The animals live on the Great Orme, a nearby stretch of rocky limestone land that juts out over the Irish Sea, and they’re known to sojourn in Llandudno around this time when rainy or windy weather makes their high-ground home more treacherous than usual. This year, however, the goats are being especially adventurous.

“They are curious, goats are, and I think they are wondering what's going on like everybody else,” town councilor Carol Marubbi told BBC News. “There isn't anyone else around, so they probably decided they may as well take over.”

The goats have spent their jaunt balancing atop stone walls, trotting through the town center, and munching on flowers and hedges in people’s yards. But nobody seems to mind—Marubbi told BBC News that the locals are proud of the animals and happy to watch them gallivant through the streets from their windows.
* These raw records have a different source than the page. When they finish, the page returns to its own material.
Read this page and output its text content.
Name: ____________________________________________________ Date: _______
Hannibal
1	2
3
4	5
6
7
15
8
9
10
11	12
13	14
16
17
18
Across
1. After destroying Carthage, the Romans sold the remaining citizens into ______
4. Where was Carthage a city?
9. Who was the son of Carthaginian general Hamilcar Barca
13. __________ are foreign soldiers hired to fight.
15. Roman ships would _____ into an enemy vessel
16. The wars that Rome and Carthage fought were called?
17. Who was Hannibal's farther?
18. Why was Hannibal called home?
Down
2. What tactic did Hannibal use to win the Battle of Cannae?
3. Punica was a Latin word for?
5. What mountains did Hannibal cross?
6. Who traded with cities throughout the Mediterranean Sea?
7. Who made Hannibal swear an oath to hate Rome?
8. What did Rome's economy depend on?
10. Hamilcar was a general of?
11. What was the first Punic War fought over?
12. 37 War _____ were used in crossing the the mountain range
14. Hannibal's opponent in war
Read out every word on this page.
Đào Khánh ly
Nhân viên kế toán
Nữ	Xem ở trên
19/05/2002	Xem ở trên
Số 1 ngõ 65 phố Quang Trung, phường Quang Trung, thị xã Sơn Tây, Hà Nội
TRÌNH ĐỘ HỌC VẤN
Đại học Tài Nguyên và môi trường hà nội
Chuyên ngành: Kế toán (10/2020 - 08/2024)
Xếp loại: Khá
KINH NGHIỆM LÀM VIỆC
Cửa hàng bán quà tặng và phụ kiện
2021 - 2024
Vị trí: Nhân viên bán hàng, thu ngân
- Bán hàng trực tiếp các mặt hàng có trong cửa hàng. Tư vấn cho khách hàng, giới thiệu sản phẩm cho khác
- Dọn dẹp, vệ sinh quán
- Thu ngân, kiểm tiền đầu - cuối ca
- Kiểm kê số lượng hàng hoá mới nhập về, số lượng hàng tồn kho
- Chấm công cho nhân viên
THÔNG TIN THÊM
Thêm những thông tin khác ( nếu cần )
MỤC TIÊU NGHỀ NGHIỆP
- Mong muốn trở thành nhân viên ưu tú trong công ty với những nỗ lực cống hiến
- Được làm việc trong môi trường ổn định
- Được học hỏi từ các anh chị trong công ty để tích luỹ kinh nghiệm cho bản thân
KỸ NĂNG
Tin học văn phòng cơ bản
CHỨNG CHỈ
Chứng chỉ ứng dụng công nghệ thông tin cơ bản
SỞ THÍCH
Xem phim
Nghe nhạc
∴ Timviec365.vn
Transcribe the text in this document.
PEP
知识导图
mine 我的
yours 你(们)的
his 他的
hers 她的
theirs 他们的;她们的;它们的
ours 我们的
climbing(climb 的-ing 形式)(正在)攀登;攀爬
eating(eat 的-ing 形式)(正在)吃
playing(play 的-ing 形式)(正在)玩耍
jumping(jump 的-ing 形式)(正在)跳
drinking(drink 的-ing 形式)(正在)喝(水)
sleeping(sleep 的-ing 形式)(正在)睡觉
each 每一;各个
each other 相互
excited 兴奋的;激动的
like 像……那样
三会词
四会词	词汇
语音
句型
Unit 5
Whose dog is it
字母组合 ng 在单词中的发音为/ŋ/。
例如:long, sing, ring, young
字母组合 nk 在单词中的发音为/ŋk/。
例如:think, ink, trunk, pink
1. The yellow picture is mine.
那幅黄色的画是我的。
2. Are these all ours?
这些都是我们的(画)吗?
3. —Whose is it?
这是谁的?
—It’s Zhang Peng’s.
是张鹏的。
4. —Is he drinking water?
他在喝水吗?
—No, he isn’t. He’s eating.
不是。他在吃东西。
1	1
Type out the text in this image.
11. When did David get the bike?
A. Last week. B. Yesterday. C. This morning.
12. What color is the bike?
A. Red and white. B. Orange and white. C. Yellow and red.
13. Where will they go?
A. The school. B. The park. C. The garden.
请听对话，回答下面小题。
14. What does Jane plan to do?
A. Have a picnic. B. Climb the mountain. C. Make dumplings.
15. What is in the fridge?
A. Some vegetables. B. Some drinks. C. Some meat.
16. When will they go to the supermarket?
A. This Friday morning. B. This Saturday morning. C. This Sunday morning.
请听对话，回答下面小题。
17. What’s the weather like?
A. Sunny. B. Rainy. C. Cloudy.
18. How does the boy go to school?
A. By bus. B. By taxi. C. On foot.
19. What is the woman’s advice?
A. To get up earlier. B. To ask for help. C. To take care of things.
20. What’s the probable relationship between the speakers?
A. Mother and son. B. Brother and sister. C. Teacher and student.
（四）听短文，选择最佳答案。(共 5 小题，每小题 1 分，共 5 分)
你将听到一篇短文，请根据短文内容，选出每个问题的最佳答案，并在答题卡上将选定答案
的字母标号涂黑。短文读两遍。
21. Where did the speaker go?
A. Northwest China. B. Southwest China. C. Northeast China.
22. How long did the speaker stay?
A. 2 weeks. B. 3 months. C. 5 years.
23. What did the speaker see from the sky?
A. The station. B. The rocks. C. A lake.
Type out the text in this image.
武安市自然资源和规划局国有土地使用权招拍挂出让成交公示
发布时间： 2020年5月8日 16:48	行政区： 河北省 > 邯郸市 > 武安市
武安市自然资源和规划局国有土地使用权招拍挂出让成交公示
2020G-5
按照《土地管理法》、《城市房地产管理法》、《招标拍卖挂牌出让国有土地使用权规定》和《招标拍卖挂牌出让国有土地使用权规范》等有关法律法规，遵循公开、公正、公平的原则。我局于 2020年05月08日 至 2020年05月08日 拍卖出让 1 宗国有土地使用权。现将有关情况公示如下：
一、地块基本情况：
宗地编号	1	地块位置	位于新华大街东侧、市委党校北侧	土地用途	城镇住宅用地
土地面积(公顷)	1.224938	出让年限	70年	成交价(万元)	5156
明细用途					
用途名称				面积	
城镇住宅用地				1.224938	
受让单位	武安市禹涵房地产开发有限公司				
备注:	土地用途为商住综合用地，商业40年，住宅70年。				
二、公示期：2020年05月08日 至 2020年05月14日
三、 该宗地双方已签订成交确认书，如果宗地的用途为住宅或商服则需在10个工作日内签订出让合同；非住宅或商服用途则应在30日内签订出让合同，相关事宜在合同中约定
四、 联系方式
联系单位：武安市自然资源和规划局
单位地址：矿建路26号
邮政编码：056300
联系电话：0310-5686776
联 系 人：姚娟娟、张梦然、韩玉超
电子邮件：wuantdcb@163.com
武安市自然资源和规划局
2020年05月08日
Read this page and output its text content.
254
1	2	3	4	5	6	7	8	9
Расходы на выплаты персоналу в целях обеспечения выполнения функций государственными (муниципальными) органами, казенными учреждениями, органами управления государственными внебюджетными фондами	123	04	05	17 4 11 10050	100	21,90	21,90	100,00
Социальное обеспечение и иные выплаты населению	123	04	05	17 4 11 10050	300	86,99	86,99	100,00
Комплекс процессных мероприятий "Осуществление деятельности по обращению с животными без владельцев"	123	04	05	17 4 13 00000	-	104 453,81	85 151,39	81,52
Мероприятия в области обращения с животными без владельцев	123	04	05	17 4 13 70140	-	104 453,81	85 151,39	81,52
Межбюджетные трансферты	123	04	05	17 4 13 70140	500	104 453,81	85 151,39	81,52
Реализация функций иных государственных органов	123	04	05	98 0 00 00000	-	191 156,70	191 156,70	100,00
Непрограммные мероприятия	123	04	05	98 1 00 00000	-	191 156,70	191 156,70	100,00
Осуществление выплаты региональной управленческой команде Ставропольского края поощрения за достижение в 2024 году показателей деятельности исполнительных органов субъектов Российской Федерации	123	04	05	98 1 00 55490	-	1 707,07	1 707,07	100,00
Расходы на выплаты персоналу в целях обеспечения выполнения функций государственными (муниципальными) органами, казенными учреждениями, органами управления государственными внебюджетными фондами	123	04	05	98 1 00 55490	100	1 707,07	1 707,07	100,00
While the herd has been living on the Great Orme for more than a century, the goats aren’t native to the region. According to Llandudno’s website, Squire Christopher Tower bought two goats from a large herd in France that had been imported from Kashmir, India. He then used them to breed his own herd in England. Sometime during the 18th century, he gifted two of them to King George IV, who developed another herd at Windsor. The goats’ wool was used to produce cashmere shawls, which became particularly popular during Queen Victoria’s reign in the mid-19th century. She then gave two goats to Major General Sir Savage Mostyn, who took them to his family estate, Gloddaeth Hall, in Llandudno.

It’s unclear why or how they were eventually let loose on the Great Orme, but they managed to acclimate to their new environment and thrive in the northern wilderness.

Today, there are more than 120 goats in the herd, and it certainly looks like they’re enjoying their all-inclusive vacation.